Deepali Deshpande

Personal information
- Full name: Deepali Deshpande
- Nationality: India
- Born: 3 August 1969 (age 57) Mumbai, India
- Height: 1.59 m (5 ft 3 in)
- Weight: 54 kg (119 lb)

Sport
- Sport: Shooting
- Events: 10 m air rifle (AR40) 50 m rifle 3 positions (STR3X20)
- Coached by: Laszlo Szucsak
- Now coaching: Swapnil Kusale

Medal record
Women's shooting
Representing India
Asian Games
| Silver medal – second place | 2002 Busan | 10 m air rifle team |

= Deepali Deshpande =

Indian sport shooter (born 1969)

Deepali Deshpande (born 3 August 1969) is an Indian coach and former sport shooter. She won a silver medal in rifle shooting at the 2004 Asian Shooting Championships in Kuala Lumpur, Malaysia, and was selected to compete for India at the 2004 Summer Olympics, finishing nineteenth in the rifle three positions.

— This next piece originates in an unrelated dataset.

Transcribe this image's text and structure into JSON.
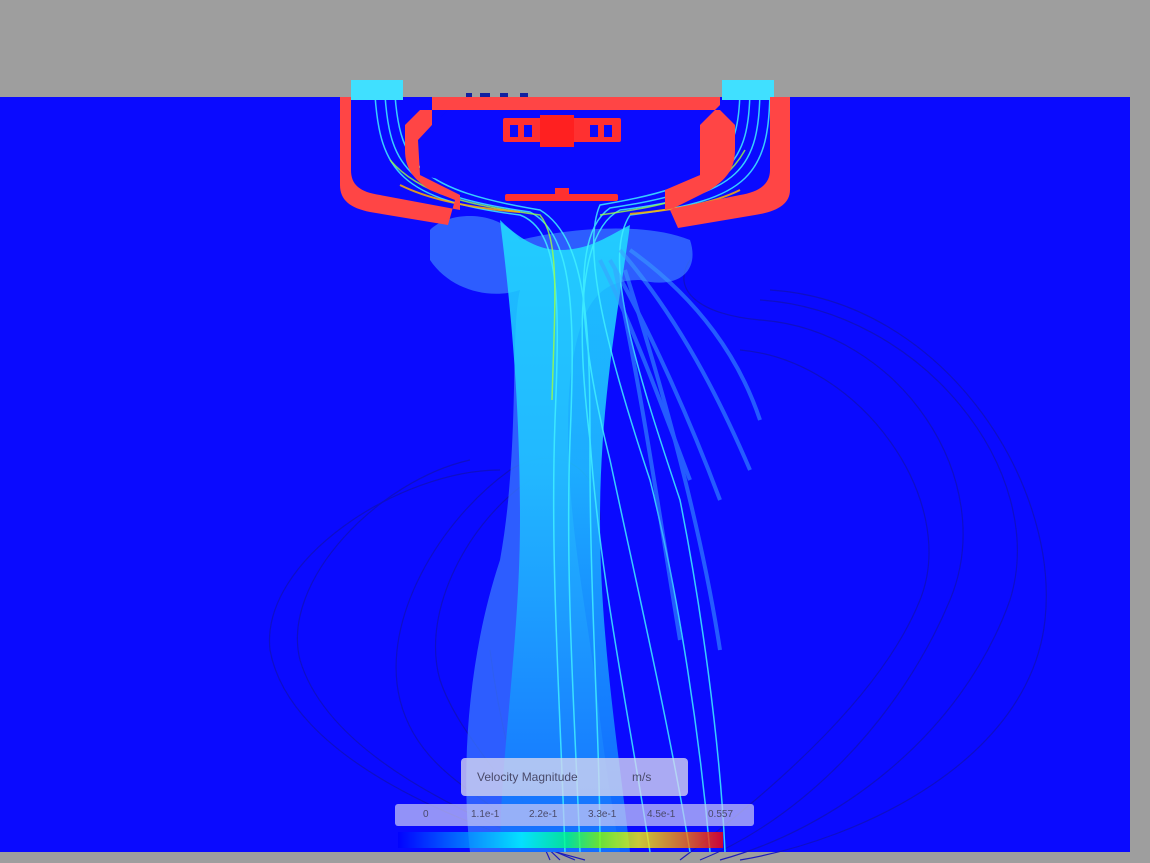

Deshpande also served throughout her sporting career as a member of the Indian Shooting Federation under her coaches Laszlo Szucsak and Sunny Thomas.

==Career==
Deshpande qualified for the Indian squad, along with her compatriot Anjali Bhagwat, in the women's 50 m rifle 3 positions at the 2004 Summer Olympics in Athens, by shooting a minimum qualifying score of 571 to obtain a seventh-place finish and assure an Olympic slot from the Asian Championships in Kuala Lumpur, Malaysia. She fired 194 in the prone position and 189 each in both standing and kneeling to aggregate a total record of 572 points, ending her up in nineteenth place from a field of thirty-two prospective shooters.